Arnold Palmer, one of the most beloved golfers to ever play the game, died recently at the age of 87. Because of his charisma, success, and gutsy style of golf, he was known as “The King” on the PGA Tour. His “everyman” image helped make golf a television staple as people flocked to see him on the course and in their living rooms. Part of Palmer’s attraction was his go-for-broke style that was punctuated with powerful, bold shots. In one of his most spectacular rounds, he was trailing by seven going in to the final day of the 1960 U.S. Open. Sportswriter Bob Drum told Palmer he couldn’t win because, “You blew your chance.” Palmer drove the green on the 346-yard first hole, birdied six of the first seven holes, shot a 65, and beat a young amateur prodigy named Jack Nicklaus by two strokes to win his only Open title. He once told the Wall Street Journal, “There always were conservative players, fairways-and-greens types. The spectators get a kick out of seeing a player take a shot, take a risk.”
Palmer reminds me that there will always be a place for the careful and cautious, but legends are often created by risks. The real work of the world and the church gets done by people who are willing to take a risk from time to time. Lives and churches are changed when people are willing to take a risk—sometimes everything. Think of what it meant for the man who was by the pool of Bethesda when Jesus told him, “Get up, pick up you pallet and walk.” (John 5:8) After being crippled for 38 years, I for one, would have some doubt as to whether or not I could obey that command. However, he took a risk and was immediately healed.
Can you imagine what Peter thought when his brother Andrew came to him and said, “We have found the Messiah?” And then bringing him to Jesus and Jesus not even asking his name said, “You are Simon the son of John; you shall be called Cephas.” (John 1:41-42) Peter could not have known what his future looked like at that time, but he took a risk and followed Jesus and became one of the most outstanding personalities in the New Testament.
Put yourself in the sandals of Thomas when Jesus told him, “...Reach here with your finger, and see My hands; and reach here your hand and put it into My side; and do not be unbelieving, but believing.” (John 20:27) I would be shaking in my boots/sandals. But, Thomas took a chance and became convinced and life was changed for him.

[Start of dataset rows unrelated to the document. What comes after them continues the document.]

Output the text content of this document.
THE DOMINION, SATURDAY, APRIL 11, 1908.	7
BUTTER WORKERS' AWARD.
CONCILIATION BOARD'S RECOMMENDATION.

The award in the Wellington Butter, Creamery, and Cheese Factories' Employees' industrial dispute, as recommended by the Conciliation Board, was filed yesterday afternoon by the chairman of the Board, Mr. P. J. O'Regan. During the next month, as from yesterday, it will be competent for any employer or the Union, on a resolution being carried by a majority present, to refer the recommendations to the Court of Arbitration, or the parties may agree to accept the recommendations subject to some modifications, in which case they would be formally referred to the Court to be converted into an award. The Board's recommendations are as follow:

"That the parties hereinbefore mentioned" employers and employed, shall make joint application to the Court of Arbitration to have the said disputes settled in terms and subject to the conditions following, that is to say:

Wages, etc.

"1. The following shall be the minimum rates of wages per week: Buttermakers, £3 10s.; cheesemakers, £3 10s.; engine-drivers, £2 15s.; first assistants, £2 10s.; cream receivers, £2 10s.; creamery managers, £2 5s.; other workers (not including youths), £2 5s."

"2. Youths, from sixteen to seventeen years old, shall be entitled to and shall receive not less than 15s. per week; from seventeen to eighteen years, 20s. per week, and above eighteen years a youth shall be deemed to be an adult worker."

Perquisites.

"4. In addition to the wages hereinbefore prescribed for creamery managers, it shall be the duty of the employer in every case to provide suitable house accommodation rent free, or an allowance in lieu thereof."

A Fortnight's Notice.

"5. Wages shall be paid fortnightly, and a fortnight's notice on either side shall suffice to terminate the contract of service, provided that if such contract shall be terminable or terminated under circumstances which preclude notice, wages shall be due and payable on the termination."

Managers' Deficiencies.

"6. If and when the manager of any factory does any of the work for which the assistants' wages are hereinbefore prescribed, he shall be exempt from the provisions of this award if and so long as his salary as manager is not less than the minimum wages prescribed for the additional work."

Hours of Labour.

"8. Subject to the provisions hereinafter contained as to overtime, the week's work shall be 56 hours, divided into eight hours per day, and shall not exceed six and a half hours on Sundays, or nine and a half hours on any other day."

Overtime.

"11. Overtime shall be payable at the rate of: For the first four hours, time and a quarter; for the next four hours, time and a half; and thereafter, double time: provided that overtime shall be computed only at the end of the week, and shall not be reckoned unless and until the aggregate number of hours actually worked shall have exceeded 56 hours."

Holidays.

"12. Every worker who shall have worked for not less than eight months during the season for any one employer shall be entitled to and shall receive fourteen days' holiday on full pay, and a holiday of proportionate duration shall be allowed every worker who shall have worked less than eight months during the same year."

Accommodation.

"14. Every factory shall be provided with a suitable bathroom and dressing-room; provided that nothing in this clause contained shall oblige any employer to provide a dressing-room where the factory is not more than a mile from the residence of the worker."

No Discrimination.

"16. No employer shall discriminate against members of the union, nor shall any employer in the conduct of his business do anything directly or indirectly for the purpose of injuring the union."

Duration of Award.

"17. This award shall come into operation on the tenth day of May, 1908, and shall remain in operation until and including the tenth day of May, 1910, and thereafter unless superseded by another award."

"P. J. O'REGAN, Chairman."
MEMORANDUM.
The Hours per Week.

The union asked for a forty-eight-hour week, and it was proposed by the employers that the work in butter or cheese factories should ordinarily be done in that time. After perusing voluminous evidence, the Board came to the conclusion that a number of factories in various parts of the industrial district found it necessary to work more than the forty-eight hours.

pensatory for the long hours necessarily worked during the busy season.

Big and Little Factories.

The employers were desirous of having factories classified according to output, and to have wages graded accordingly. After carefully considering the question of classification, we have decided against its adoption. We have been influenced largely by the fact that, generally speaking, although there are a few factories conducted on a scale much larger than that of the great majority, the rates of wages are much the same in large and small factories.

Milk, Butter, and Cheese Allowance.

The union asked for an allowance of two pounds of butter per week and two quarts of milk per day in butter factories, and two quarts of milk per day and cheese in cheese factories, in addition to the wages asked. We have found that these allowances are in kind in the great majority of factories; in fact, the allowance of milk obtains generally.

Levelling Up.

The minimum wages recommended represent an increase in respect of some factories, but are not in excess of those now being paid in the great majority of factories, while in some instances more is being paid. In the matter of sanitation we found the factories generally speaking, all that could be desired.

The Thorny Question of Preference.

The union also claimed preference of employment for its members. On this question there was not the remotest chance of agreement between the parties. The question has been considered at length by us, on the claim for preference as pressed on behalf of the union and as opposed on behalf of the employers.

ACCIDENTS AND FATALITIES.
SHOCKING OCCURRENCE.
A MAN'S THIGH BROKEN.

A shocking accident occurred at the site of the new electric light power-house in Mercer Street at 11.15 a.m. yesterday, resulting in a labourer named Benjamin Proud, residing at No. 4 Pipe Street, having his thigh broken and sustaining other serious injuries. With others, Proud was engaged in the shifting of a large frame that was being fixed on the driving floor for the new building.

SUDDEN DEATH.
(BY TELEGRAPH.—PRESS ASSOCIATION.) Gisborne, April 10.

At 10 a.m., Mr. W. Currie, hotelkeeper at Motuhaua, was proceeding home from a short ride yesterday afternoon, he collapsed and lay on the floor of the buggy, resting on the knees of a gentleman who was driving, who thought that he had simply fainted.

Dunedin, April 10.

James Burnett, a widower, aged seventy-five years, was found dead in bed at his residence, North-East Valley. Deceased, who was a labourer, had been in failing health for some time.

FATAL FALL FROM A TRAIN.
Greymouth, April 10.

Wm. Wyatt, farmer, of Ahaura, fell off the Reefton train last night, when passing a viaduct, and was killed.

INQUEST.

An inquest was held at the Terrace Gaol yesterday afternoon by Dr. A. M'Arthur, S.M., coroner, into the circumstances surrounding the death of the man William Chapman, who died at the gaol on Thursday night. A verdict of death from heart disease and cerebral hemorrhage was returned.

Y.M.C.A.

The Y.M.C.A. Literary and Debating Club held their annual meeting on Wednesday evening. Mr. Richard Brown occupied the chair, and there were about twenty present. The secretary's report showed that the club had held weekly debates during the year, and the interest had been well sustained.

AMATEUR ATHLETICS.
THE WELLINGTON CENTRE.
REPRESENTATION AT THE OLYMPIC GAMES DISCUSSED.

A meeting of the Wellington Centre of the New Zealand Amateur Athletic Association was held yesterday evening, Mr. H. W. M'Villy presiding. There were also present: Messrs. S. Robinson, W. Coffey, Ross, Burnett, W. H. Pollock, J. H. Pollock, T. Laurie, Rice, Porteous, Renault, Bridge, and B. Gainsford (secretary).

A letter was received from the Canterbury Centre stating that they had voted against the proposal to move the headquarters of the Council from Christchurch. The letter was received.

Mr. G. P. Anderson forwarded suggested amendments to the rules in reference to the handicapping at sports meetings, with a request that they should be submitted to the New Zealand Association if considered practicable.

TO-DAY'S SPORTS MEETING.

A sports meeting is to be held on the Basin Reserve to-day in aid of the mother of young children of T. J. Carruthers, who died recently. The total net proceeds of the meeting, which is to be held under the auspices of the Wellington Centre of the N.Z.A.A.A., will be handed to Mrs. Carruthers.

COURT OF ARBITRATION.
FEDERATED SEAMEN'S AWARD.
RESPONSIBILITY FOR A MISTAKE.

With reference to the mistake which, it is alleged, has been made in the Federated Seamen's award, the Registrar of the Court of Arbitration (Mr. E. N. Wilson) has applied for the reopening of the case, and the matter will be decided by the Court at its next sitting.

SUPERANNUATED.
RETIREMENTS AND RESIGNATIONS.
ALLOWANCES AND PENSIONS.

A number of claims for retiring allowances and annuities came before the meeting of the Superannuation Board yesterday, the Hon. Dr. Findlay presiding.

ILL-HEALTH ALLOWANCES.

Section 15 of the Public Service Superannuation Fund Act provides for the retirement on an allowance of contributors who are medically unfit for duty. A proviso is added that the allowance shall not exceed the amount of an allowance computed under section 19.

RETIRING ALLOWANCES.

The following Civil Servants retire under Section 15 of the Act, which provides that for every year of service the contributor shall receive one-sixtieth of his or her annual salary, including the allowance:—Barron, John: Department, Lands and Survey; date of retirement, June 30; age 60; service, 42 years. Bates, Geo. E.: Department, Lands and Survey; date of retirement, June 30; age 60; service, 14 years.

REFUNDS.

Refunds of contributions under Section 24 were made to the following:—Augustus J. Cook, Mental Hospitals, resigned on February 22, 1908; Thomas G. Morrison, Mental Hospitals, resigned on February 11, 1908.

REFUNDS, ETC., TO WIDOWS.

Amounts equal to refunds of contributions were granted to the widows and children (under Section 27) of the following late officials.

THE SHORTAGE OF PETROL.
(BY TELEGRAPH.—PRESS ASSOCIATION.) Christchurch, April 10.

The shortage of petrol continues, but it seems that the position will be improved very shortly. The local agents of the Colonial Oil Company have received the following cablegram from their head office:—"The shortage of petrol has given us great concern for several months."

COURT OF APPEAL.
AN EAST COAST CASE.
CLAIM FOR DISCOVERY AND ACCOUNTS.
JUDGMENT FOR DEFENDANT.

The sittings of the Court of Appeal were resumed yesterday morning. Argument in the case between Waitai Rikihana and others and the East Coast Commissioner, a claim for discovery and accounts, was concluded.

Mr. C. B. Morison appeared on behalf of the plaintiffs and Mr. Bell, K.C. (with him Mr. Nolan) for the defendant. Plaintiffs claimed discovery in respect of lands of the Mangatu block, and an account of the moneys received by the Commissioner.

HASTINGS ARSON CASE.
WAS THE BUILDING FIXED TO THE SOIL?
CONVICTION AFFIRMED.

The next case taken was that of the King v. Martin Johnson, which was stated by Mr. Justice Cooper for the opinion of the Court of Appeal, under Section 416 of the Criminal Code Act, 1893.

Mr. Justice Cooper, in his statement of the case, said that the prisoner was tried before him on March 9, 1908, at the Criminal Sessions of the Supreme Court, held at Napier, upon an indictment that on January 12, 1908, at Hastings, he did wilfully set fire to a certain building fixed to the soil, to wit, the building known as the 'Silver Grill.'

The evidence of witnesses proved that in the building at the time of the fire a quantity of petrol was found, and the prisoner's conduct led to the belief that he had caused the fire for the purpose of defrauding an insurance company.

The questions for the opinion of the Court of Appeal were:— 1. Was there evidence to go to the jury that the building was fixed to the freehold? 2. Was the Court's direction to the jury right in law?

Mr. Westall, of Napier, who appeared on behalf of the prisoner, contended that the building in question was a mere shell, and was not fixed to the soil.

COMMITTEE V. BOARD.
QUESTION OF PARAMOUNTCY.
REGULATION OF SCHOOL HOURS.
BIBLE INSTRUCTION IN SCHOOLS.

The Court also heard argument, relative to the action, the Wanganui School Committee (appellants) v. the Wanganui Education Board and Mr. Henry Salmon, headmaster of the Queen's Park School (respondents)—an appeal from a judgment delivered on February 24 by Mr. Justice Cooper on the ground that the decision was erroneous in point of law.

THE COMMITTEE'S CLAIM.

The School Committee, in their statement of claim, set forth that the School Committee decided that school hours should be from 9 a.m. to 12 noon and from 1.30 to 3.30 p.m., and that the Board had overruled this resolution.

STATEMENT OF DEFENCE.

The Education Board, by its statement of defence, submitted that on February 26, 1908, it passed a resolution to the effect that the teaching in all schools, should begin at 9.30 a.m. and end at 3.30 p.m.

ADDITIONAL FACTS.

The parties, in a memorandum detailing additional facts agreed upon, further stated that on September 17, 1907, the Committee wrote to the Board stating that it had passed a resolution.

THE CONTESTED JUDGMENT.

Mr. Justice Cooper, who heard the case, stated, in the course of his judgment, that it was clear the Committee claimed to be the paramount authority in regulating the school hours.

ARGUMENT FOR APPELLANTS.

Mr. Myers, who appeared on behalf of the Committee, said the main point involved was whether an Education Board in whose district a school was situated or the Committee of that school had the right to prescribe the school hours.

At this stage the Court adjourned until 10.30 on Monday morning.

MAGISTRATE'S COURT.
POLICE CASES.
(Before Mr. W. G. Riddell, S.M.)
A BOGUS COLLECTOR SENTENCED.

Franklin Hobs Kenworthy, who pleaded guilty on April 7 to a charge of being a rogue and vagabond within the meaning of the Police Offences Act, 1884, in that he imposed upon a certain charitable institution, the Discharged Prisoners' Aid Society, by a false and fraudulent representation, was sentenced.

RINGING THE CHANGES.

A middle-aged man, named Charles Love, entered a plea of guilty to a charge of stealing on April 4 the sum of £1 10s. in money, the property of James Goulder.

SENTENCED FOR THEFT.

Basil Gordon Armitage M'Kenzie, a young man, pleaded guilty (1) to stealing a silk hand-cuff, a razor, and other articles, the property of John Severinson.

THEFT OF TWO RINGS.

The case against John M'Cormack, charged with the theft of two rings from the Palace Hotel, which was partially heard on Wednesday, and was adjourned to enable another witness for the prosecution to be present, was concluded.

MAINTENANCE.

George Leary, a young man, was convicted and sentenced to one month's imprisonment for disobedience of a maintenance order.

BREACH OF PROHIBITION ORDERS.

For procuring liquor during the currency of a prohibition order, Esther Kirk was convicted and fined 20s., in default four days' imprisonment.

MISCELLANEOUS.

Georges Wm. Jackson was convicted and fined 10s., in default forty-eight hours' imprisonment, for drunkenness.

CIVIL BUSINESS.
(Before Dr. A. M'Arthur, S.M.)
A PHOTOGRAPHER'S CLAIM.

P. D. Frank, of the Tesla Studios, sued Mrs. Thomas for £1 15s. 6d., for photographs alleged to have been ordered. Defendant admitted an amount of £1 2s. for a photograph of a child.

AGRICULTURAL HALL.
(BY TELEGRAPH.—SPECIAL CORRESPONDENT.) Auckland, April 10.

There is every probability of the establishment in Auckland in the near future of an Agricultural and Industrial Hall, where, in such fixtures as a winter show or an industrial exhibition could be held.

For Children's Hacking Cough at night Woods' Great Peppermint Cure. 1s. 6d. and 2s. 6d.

The best thing about taking a risk for God is when we see what God chooses to do in the process. God has a purpose in everything He does and when He requires something of you, you can be sure that there is a good reason for it. What kinds of risks has God been asking you to take? For some of us who are older believers, mature in the faith, perhaps God is asking us to risk our church looking a little different than we might prefer in order to reach “generation next.” Maybe the risk is participating in music I wouldn’t choose or coming into an environment that doesn’t fit my generation or my liking. Isn’t the most important thing that we reach people for Christ? One of my greatest desires for a new Pastor is that he will have a heart, a passion, for reaching the youth of our city.
Maybe God is asking you to take a risk and enter into some ministry within the church or within our community. Yes, there may be a level of fear involved, but the risk is worth it if you are able to be used by God and impact others for Christ. Think of it, God may use you to speak into the lives of other people. Perhaps God is speaking to you about spending more time in His Word or in prayer. Perhaps He is talking to you about your church attendance or your giving practices. And perhaps God is speaking to you about something I couldn’t even imagine. Whatever the risk may be, take it and allow God to change your life and the lives around you because you were faithful and took a chance. Ralph Waldo Emerson once said, “Don't be too timid and squeamish about your actions. All life is an experiment. The more experiments you make the better.”
It is important to remember that most things worth doing always come with their share of risks and if we do not take the risks, we may end up accomplishing nothing. Ask yourself this question: What would happen if you gave yourself permission to do something you’ve never done before? There’s only one way to find out.